Indagare la roccia con più sensi
I ricercatori hanno costruito grandi modelli di laboratorio basati su un vero cunicolo della miniera di Chengjiao, in Cina. In questi modelli hanno ricavato diverse forme di galleria in blocchi che imitano una roccia sotterranea stratificata, quindi hanno applicato lentamente carichi simili a quelli profondi fino al collasso delle gallerie. Per osservare come rispondeva la roccia circostante hanno usato quattro approcci di monitoraggio: piccoli blocchi sensore chiamati mattonelle per la deformazione per tracciare come variava lo sforzo in profondità; fotografie digitali ad alta risoluzione per seguire fessurazioni e spostamenti superficiali; misure elettriche per vedere come le fratture influenzano la conducibilità della roccia; e onde ultrasoniche per rilevare variazioni nella qualità del materiale. Parallelamente hanno eseguito simulazioni al calcolatore che stimavano come dovessero svilupparsi le zone di deformazione e di roccia fratturata attorno alle gallerie.

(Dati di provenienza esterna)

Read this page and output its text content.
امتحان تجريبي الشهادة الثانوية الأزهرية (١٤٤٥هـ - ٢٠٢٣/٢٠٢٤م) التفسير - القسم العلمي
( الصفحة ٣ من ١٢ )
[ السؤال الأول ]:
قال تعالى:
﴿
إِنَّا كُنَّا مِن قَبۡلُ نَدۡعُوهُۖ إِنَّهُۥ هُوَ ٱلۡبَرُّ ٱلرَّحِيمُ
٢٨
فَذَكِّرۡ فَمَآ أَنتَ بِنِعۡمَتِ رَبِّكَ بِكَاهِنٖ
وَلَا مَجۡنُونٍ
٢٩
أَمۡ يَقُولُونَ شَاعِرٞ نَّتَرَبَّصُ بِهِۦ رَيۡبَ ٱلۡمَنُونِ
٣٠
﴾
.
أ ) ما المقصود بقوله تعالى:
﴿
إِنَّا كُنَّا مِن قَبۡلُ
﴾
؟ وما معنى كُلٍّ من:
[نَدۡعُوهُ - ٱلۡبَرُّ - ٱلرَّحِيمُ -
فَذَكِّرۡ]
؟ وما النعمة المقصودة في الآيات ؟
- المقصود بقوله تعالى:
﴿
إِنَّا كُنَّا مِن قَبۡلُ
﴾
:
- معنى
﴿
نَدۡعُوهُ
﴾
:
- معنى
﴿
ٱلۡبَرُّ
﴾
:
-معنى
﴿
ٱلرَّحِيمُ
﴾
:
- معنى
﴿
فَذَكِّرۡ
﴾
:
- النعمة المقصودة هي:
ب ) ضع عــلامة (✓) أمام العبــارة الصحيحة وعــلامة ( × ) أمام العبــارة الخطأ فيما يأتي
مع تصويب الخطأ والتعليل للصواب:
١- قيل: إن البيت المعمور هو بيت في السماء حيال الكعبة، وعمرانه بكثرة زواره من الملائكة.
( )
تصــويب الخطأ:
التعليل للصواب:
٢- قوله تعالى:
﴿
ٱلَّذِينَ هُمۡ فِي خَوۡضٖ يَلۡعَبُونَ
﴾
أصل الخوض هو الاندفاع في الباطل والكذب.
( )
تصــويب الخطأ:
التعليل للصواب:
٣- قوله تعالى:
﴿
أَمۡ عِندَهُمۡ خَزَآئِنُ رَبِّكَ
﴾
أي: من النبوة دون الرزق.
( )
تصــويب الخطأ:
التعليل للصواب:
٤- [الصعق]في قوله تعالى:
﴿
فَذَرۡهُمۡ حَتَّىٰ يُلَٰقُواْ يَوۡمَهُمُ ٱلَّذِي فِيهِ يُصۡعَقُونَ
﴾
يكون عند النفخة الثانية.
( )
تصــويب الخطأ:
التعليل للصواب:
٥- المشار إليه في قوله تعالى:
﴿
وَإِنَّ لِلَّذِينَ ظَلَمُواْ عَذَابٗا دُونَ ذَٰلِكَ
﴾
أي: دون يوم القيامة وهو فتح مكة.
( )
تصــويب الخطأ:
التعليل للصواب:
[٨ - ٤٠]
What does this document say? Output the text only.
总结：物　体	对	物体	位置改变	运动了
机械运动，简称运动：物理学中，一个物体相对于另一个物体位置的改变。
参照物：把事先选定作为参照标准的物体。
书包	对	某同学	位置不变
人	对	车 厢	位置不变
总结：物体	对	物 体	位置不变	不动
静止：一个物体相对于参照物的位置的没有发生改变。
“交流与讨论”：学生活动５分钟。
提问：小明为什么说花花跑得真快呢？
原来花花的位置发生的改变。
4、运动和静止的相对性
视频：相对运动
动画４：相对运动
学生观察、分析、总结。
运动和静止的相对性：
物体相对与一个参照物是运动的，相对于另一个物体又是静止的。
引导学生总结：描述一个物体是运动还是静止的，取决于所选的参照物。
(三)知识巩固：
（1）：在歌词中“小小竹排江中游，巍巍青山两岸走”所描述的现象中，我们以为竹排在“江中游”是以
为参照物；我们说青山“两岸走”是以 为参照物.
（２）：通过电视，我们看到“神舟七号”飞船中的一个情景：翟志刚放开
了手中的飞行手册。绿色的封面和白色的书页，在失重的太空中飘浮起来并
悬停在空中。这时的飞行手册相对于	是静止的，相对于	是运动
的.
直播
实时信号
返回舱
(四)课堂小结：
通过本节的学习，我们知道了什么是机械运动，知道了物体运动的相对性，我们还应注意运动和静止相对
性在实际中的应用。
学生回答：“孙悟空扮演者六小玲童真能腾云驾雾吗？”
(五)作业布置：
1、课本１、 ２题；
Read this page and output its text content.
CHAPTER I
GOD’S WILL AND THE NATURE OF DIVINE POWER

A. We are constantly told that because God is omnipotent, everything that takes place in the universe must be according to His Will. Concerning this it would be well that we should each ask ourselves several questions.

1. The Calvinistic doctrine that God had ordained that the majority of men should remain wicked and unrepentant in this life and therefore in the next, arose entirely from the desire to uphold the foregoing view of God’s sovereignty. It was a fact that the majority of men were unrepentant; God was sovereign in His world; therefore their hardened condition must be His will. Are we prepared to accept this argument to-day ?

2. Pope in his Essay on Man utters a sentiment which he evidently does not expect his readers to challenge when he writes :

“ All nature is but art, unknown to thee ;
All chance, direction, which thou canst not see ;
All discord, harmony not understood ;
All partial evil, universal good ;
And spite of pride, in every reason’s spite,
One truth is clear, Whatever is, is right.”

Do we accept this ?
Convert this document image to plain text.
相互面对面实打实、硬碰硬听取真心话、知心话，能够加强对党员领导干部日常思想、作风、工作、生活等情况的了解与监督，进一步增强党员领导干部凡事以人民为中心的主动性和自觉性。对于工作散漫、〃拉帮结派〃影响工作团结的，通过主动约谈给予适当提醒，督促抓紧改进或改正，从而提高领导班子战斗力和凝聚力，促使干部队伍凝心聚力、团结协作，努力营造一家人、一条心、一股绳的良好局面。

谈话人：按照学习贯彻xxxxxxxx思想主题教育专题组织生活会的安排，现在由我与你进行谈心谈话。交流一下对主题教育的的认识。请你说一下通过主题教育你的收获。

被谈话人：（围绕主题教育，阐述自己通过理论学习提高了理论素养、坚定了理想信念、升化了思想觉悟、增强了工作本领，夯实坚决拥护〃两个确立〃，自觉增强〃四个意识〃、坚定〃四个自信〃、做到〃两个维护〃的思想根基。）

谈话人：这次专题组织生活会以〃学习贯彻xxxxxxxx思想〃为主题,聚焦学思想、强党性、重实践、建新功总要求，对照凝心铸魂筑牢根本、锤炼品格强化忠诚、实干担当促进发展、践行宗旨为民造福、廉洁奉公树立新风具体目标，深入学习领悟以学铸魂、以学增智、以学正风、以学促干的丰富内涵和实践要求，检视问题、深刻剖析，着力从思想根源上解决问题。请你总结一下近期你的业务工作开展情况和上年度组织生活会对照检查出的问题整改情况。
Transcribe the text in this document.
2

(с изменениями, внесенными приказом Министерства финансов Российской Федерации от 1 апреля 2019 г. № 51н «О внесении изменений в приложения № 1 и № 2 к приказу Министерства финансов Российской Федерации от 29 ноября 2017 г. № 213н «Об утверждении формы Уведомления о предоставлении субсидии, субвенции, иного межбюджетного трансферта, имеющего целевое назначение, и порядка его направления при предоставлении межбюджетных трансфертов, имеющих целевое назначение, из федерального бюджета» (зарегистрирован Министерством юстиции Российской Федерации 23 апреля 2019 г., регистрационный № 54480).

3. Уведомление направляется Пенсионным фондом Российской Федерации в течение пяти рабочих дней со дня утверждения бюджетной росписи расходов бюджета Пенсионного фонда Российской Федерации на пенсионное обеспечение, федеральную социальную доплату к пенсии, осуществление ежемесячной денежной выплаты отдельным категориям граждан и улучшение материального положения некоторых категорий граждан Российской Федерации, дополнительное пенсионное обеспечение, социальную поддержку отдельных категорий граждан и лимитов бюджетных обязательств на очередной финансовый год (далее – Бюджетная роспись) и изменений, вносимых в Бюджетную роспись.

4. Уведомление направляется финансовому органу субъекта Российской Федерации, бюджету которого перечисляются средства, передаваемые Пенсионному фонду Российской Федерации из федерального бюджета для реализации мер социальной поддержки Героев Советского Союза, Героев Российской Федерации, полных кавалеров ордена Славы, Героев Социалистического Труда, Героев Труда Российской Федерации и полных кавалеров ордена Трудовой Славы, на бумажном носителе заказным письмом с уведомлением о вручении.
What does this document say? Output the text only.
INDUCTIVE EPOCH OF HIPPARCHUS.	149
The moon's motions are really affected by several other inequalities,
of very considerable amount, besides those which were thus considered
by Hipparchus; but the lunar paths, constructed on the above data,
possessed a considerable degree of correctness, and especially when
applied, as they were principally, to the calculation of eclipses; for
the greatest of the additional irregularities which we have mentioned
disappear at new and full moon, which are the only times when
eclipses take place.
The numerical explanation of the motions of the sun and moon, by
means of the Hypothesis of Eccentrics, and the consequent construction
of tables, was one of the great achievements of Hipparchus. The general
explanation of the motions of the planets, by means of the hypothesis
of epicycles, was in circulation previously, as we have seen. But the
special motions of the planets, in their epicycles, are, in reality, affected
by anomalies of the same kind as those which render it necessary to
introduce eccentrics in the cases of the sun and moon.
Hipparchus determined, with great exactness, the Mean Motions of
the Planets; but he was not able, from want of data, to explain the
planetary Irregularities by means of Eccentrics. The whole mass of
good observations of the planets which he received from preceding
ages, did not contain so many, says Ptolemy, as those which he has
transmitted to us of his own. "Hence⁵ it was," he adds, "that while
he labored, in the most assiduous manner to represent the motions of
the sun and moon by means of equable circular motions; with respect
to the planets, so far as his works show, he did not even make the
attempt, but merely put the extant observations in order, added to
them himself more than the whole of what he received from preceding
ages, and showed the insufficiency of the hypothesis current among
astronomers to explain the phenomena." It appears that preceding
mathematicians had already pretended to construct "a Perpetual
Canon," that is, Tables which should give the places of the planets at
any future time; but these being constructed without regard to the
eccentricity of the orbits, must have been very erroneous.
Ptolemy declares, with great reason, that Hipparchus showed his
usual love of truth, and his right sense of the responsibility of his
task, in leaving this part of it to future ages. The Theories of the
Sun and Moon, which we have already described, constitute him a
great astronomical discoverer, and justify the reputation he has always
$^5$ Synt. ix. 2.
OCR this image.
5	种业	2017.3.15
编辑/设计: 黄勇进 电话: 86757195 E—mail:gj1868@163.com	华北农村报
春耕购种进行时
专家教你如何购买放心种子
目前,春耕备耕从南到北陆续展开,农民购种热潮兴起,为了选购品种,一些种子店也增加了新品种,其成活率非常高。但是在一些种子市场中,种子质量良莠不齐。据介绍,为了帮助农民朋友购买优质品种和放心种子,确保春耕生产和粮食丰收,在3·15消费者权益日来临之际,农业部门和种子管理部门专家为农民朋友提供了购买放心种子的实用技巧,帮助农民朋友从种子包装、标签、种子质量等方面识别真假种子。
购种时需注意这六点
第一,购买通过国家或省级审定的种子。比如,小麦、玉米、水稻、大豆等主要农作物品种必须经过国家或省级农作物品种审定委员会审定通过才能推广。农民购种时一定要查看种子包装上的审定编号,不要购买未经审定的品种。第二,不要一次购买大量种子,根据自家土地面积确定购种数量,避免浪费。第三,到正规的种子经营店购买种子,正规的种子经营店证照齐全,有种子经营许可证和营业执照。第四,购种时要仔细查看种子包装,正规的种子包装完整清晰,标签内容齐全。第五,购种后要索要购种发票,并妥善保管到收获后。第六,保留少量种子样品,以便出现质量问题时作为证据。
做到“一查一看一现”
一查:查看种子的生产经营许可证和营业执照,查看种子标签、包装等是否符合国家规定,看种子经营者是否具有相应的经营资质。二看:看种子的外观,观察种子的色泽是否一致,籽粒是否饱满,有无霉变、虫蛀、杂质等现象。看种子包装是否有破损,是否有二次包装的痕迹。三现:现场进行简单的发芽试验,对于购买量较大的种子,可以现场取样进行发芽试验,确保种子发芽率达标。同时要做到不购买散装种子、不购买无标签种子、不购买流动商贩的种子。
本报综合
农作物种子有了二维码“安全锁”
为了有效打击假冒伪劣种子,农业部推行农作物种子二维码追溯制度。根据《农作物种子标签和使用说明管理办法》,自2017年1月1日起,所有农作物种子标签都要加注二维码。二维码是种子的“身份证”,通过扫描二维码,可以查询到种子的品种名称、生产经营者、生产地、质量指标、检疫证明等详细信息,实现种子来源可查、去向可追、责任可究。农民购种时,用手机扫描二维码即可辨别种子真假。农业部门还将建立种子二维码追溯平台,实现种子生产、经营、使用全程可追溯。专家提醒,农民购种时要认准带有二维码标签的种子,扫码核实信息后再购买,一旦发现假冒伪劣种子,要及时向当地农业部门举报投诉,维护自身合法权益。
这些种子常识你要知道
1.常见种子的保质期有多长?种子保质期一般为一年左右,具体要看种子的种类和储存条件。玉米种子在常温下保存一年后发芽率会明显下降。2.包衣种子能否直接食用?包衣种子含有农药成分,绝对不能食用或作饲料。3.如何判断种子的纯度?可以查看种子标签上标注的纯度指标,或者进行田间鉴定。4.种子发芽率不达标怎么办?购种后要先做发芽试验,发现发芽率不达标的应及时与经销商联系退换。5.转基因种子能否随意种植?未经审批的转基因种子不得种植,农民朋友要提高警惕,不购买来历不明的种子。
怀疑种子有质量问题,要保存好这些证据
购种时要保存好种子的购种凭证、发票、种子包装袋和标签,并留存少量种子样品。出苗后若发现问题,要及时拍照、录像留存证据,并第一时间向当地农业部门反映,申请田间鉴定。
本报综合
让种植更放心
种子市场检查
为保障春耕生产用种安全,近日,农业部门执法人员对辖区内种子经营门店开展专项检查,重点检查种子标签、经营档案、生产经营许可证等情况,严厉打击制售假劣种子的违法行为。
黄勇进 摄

Cosa può e cosa non può vedere ciascun metodo
Ogni tecnica ha rivelato una diversa fetta del problema. Le mattonelle di deformazione hanno funzionato come sensori interrati, rivelando dove la roccia vicina alla galleria aveva perso la capacità di sostenere carichi. Quando le letture di sforzo improvvisamente si appiattivano vicino all’apertura, il team poteva dedurre che la roccia lì si era fratturata, mentre gli strati più profondi si stavano ancora piegando ma non erano ancora schiacciati. Tuttavia, poiché si possono installare solo poche mattonelle, questo metodo fornisce un quadro grossolano e può perdere dettagli su dove e quanto si estende la zona fratturata. Le misure ultrasoniche, che seguono la velocità con cui gli impulsi sonori attraversano la roccia, sono state efficaci nell’indicare l’avvio del danneggiamento, ma hanno sottostimato lo spessore reale della zona fratturata e hanno faticato a coglierne l’evoluzione completa.
Immagini ed elettricità rivelano l’anello nascosto
Gli strumenti più informativi sono stati quelli in grado di coprire ampie superfici contemporaneamente. Utilizzando la fotografia digitale e un sistema specializzato di analisi delle immagini, il team ha convertito foto in time‑lapse della superficie del modello in mappe colorate degli spostamenti e delle deformazioni nelle diverse aree della roccia. Grandi spostamenti e percorsi di frattura netti si sono allineati con la zona di roccia fratturata emergente, mostrando dove le volte si abbassavano, le pareti si rigonfiavano e i fondi si sollevavano. Parallelamente, un metodo elettrico ha misurato come variava la resistività della roccia con l’apertura delle fessure. Le aree fratturate e fortemente danneggiate conducevano la corrente molto meno facilmente, formando aloni ad alta resistività attorno alla galleria. A partire da queste mappe di resistività i ricercatori hanno potuto tracciare la zona di roccia fratturata, la zona plastica circostante (dove la roccia si piega) e la massa rocciosa ancora intatta più esterna.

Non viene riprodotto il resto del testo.